The second half of the 1690s was marked by the appearance of dramaturgically refined in form and content works for the theater. The poet seeks a new form, not departing from the given framework of Renaissance comedy and tragedy. He fills old obsolete forms with new content. Thus came the brilliant tragedy of Romeo and Juliet, and the comedies A Midsummer Night’s Dream and The Merchant of Venice. The freshness of verse in Shakespeare’s new works is combined with an unusual and memorable plot, making these plays popular with audiences of all walks of life.

At the same time, Shakespeare created a cycle of sonnets, the famous genre of love poetry at the time. For almost two centuries, these poetic masterpieces of the master were forgotten, but with the emergence of Romanticism they regained their fame. In the nineteenth century, it became fashionable to quote the immortal lines written at the end of the Renaissance by the English genius.

Thematically, the poems are love letters to an unknown young man, and only the last 26 sonnets of the 154 are appeals to a black-haired lady. Many scholars see autobiographical features in this cycle, suggesting an unconventional orientation of the playwright. But some historians believe that these sonnets use William Shakespeare’s address to his patron and friend, the Earl of Southampton, in the then accepted secular form.

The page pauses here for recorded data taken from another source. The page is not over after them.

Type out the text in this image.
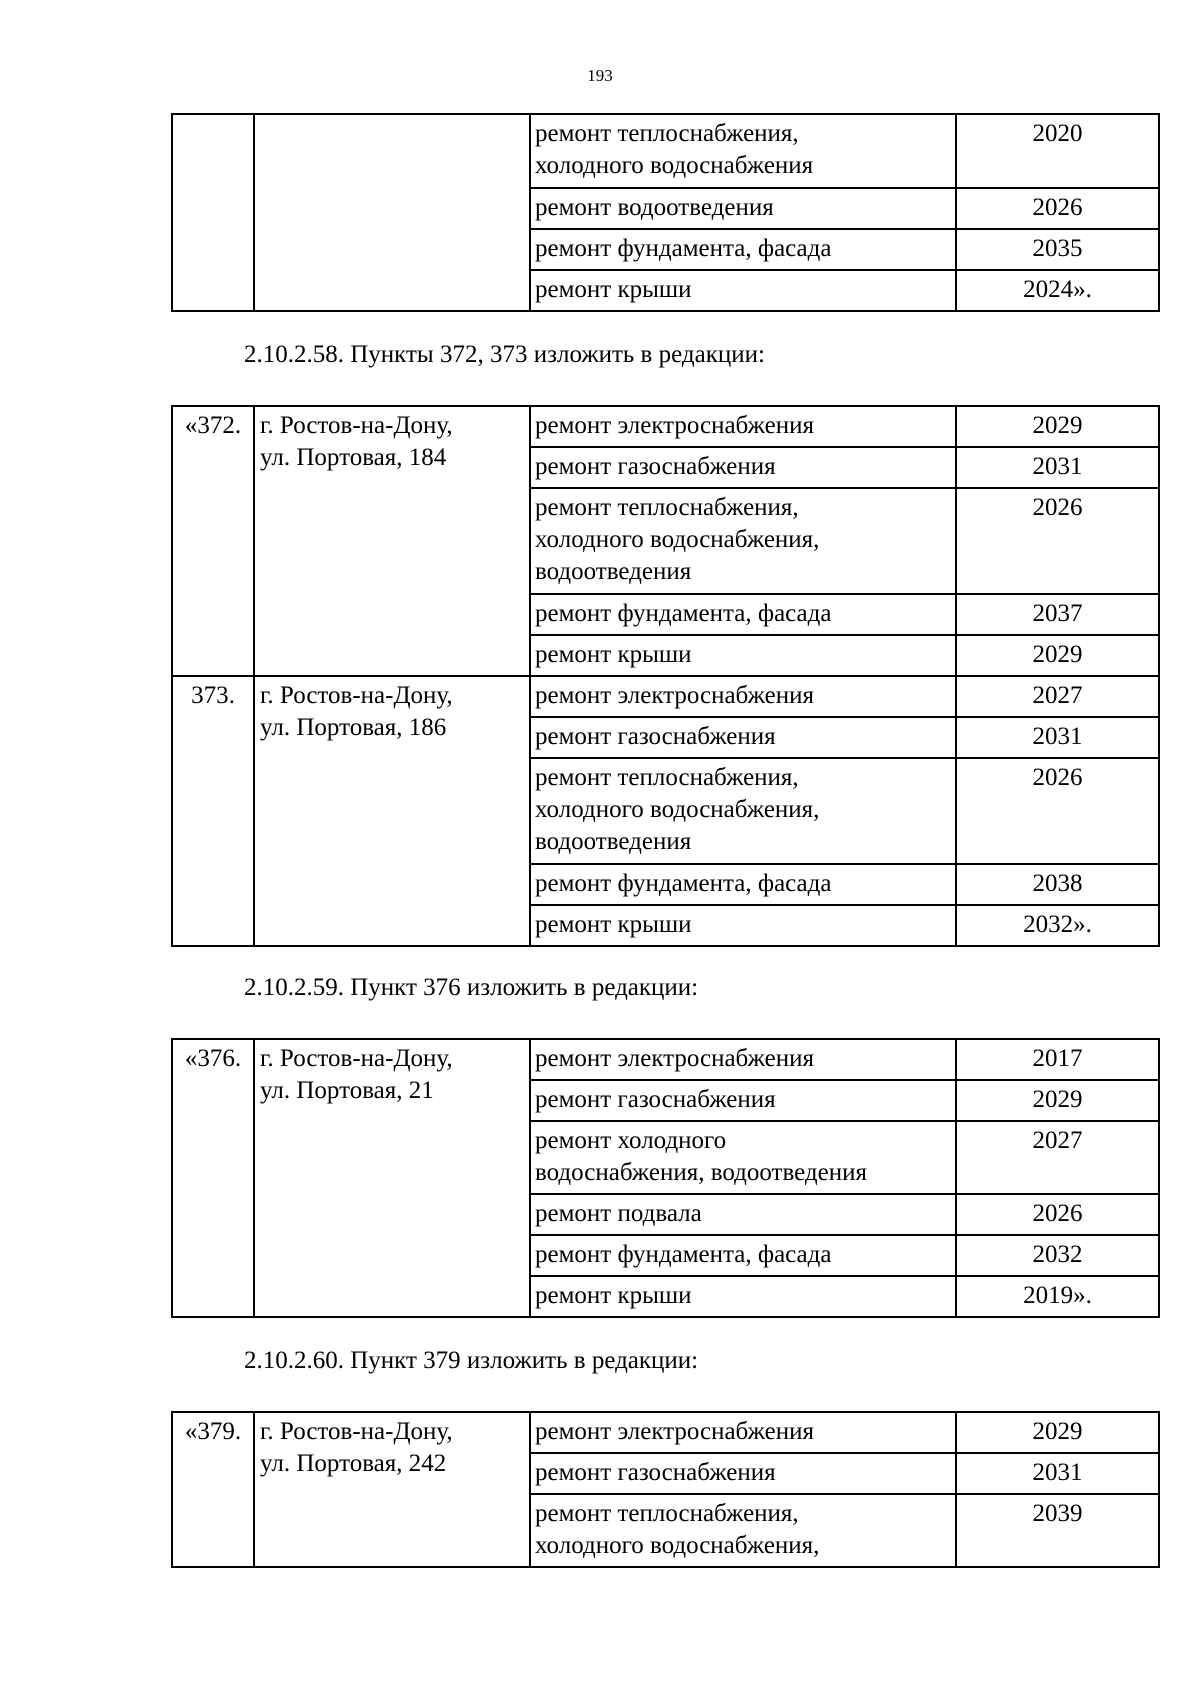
193
		ремонт теплоснабжения,
холодного водоснабжения	2020
		ремонт водоотведения	2026
		ремонт фундамента, фасада	2035
		ремонт крыши	2024».
2.10.2.58. Пункты 372, 373 изложить в редакции:
«372.	г. Ростов-на-Дону,
ул. Портовая, 184	ремонт электроснабжения	2029
		ремонт газоснабжения	2031
		ремонт теплоснабжения,
холодного водоснабжения,
водоотведения	2026
		ремонт фундамента, фасада	2037
		ремонт крыши	2029
373.	г. Ростов-на-Дону,
ул. Портовая, 186	ремонт электроснабжения	2027
		ремонт газоснабжения	2031
		ремонт теплоснабжения,
холодного водоснабжения,
водоотведения	2026
		ремонт фундамента, фасада	2038
		ремонт крыши	2032».
2.10.2.59. Пункт 376 изложить в редакции:
«376.	г. Ростов-на-Дону,
ул. Портовая, 21	ремонт электроснабжения	2017
		ремонт газоснабжения	2029
		ремонт холодного
водоснабжения, водоотведения	2027
		ремонт подвала	2026
		ремонт фундамента, фасада	2032
		ремонт крыши	2019».
2.10.2.60. Пункт 379 изложить в редакции:
«379.	г. Ростов-на-Дону,
ул. Портовая, 242	ремонт электроснабжения	2029
		ремонт газоснабжения	2031
		ремонт теплоснабжения,
холодного водоснабжения,	2039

At the turn of the century in the works of William Shakespeare appear works that made his name immortal in the history of world literature and theater. Practically established, successful creatively and financially the playwright creates a number of tragedies that brought him fame not only in England. These are the plays “Hamlet”, “Macbeth”, “King of Lear”, “Othello”. These works have raised the popularity of the Globe Theater to the heights of one of the most visited entertainment institutions in London. At the same time, the fortune of its owners, including Shakespeare, increased many times over a short period.

At the twilight of his career, Shakespeare composed a number of immortal works that surprised his contemporaries with their new form. They combine tragedy with comedy, and fairy tales are woven into the description of the situations of daily life. First of all, the plays-fantasy The Tempest, The Winter Tale, as well as dramas on ancient subjects – Coriolanus, Antony and Cleopatra. In these works Shakespeare acted as a great connoisseur of the laws of drama, which is easily and elegantly put together features of tragedy and fairy tale, a complex high syllable and clear speech patterns.

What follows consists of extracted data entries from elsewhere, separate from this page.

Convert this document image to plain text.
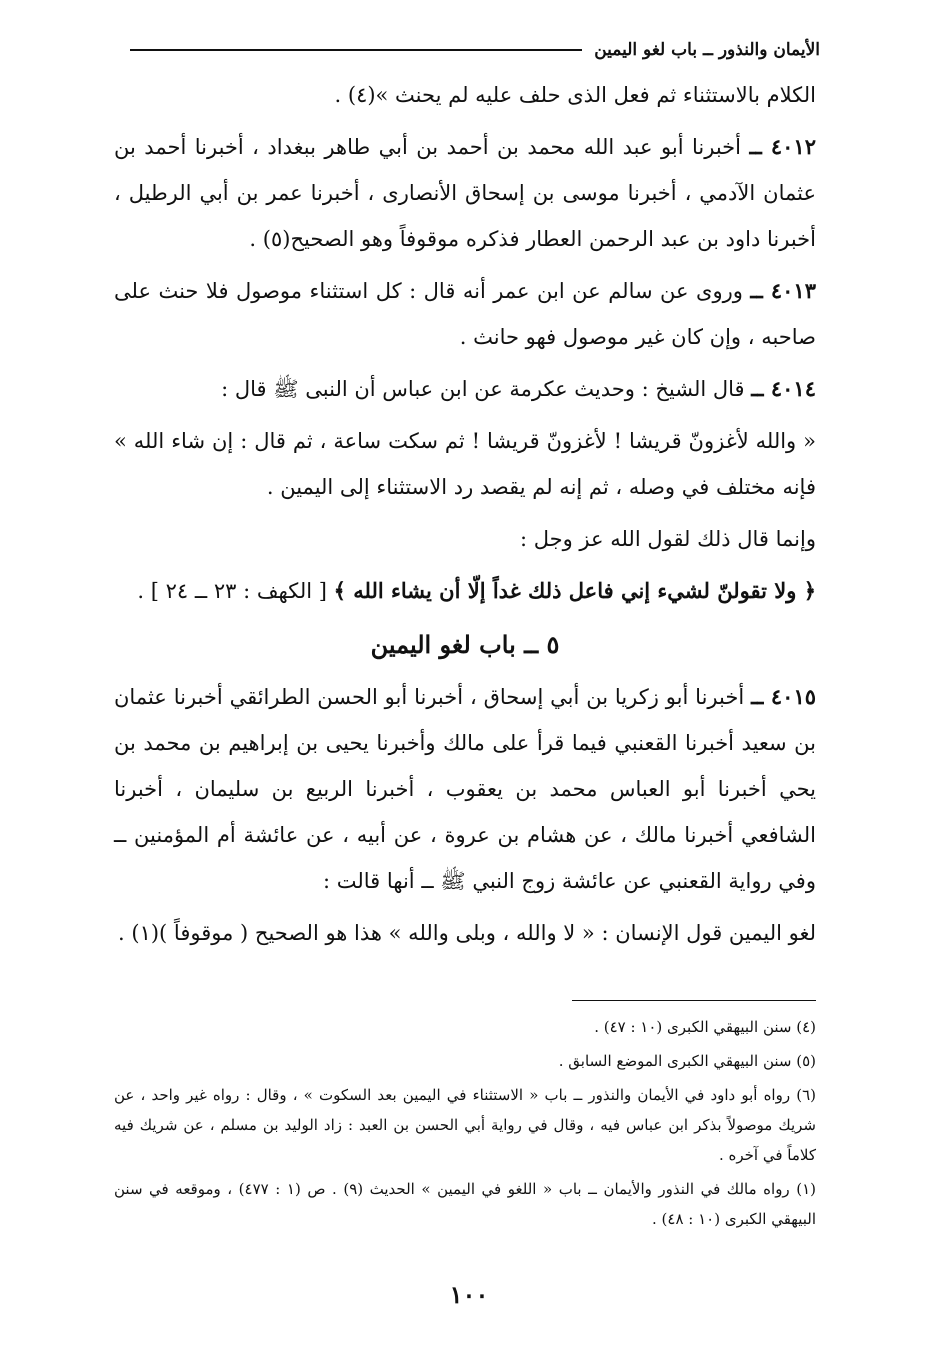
الأيمان والنذور ــ باب لغو اليمين

الكلام بالاستثناء ثم فعل الذى حلف عليه لم يحنث »(٤) .

٤٠١٢ ــ أخبرنا أبو عبد الله محمد بن أحمد بن أبي طاهر ببغداد ، أخبرنا أحمد بن عثمان الآدمي ، أخبرنا موسى بن إسحاق الأنصارى ، أخبرنا عمر بن أبي الرطيل ، أخبرنا داود بن عبد الرحمن العطار فذكره موقوفاً وهو الصحيح(٥) .

٤٠١٣ ــ وروى عن سالم عن ابن عمر أنه قال : كل استثناء موصول فلا حنث على صاحبه ، وإن كان غير موصول فهو حانث .

٤٠١٤ ــ قال الشيخ : وحديث عكرمة عن ابن عباس أن النبى ﷺ قال :

« والله لأغزونّ قريشا ! لأغزونّ قريشا ! ثم سكت ساعة ، ثم قال : إن شاء الله » فإنه مختلف في وصله ، ثم إنه لم يقصد رد الاستثناء إلى اليمين .

وإنما قال ذلك لقول الله عز وجل :

﴿ ولا تقولنّ لشيء إني فاعل ذلك غداً إلّا أن يشاء الله ﴾ [ الكهف : ٢٣ ــ ٢٤ ] .

٥ ــ باب لغو اليمين

٤٠١٥ ــ أخبرنا أبو زكريا بن أبي إسحاق ، أخبرنا أبو الحسن الطرائقي أخبرنا عثمان بن سعيد أخبرنا القعنبي فيما قرأ على مالك وأخبرنا يحيى بن إبراهيم بن محمد بن يحي أخبرنا أبو العباس محمد بن يعقوب ، أخبرنا الربيع بن سليمان ، أخبرنا الشافعي أخبرنا مالك ، عن هشام بن عروة ، عن أبيه ، عن عائشة أم المؤمنين ــ وفي رواية القعنبي عن عائشة زوج النبي ﷺ ــ أنها قالت :

لغو اليمين قول الإنسان : « لا والله ، وبلى والله » هذا هو الصحيح ( موقوفاً )(١) .

(٤) سنن البيهقي الكبرى (١٠ : ٤٧) .

(٥) سنن البيهقي الكبرى الموضع السابق .

(٦) رواه أبو داود في الأيمان والنذور ــ باب « الاستثناء في اليمين بعد السكوت » ، وقال : رواه غير واحد ، عن شريك موصولاً بذكر ابن عباس فيه ، وقال في رواية أبي الحسن بن العبد : زاد الوليد بن مسلم ، عن شريك فيه كلاماً في آخره .

(١) رواه مالك في النذور والأيمان ــ باب « اللغو في اليمين » الحديث (٩) . ص (١ : ٤٧٧) ، وموقعه في سنن البيهقي الكبرى (١٠ : ٤٨) .

١٠٠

Individually many of Shakespeare’s dramatic works were published during his lifetime. But a complete collection of works which included almost all of the playwright’s canonical plays, appeared only in 1623. The collection was printed at the initiative of Shakespeare’s friends William John Heminge and Henry Condel, who worked with the Globe troupe. The book, consisting of 36 plays by the English author, was published under the title of the First Folio.

During the seventeenth century, three more folios were published, with some changes and additions of previously unpublished plays.

The post The Life and Work of William Shakespeare: How He Became a Legend appeared first on TricMon.